Uczeni wykorzystali glikol polipropylenowy (PPG) i polidimetylosiloksan (PDMS), czyli po prostu silikon. Mają one podobne do gumy właściwości elektryczne i mechaniczne oraz biokompatybilność i mogą być mieszane z nano- lub mikrocząsteczkami, aby umożliwić przewodnictwo elektryczne. Wybrane polimery i ich odpowiednie kompozyty są niemieszalne, ale dzięki wiązaniom wodorowym dobrze przylegają do siebie, tworząc trwały, wielowarstwowy materiał.

Oba polimery po podgrzaniu miękną, ale zestalają się po ostygnięciu.
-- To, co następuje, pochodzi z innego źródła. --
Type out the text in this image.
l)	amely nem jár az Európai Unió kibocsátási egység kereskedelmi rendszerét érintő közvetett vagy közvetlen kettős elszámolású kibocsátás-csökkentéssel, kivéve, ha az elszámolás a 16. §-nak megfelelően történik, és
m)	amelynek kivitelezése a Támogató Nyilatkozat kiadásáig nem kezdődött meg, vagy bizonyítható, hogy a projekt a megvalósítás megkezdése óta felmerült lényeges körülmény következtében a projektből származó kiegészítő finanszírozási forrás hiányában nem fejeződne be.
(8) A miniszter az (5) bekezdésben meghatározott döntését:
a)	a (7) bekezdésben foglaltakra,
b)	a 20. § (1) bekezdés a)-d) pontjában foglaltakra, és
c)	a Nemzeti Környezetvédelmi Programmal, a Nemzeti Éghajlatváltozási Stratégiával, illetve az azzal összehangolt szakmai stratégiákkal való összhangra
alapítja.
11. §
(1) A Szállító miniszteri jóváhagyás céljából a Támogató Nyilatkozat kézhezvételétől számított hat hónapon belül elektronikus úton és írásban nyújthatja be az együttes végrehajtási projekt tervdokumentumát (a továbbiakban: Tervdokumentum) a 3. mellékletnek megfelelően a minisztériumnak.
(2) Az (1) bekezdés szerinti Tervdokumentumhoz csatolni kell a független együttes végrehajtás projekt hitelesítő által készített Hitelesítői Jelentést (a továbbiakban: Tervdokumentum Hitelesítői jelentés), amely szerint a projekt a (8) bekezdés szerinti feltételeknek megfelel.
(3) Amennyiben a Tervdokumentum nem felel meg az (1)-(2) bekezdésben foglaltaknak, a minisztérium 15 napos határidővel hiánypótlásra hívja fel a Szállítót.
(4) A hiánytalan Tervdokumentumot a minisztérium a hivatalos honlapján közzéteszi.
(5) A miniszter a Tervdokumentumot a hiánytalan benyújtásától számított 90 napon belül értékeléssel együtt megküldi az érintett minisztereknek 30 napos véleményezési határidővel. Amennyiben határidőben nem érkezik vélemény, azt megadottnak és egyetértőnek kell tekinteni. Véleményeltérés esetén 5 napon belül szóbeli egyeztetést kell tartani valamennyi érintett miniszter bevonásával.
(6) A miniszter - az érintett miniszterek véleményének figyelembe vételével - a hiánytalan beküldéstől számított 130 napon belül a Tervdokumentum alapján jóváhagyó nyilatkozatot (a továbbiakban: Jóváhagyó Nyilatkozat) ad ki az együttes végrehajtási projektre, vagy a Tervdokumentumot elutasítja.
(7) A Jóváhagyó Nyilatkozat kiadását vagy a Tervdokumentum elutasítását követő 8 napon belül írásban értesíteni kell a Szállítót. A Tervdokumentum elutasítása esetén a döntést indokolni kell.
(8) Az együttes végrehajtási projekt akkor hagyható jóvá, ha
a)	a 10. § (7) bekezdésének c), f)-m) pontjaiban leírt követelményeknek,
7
W ten sposób można modyfikować proces gojenia syntetycznej skóry. W temperaturze pokojowej regeneracja tkanek trwa ok. tydzień, ale po podgrzaniu do “zaledwie” 70oC, gojenie dokonuje się w ciągu ok. 24 godzin.

Czytaj też: To się dzieje naprawdę. Robot zmienia kształt na żądanie i „ucieka” naukowcom z klatki

Mając gotowy prototyp, uczeni poszli o krok dalej, dodając materiały magnetyczne do warstw polimerowych, umożliwiając syntetycznej skórze nie tylko gojenie, ale także samodzielne składanie się z oddzielnych elementów.

Prof. Renee Zhao z Uniwersytetu Stanforda mówi:

W połączeniu z nawigacją sterowaną polem magnetycznym i ogrzewaniem indukcyjnym możemy być w stanie zbudować rekonfigurowalne miękkie roboty, które mogą zmieniać kształt i wyczuwać swoje odkształcenia na żądanie. Naszą długoterminową wizją jest stworzenie urządzeń, które mogą odzyskać sprawność po ekstremalnych uszkodzeniach. Wyobraźmy sobie na przykład urządzenie, które po rozdarciu na kawałki i rozerwaniu mogłoby się autonomicznie zrekonstruować

Jeśli chodzi przyszłość, zespół wyobraża sobie potencjalnie roboty, które mogłyby być połykane w kawałkach, a następnie samodzielnie montowane wewnątrz ciała w celu wykonywania nieinwazyjnych zabiegów medycznych. Inne zastosowania obejmują multisensoryczne, samoregenerujące się skóry elektroniczne, które dopasowują się do robotów i zapewniają im zmysł dotyku.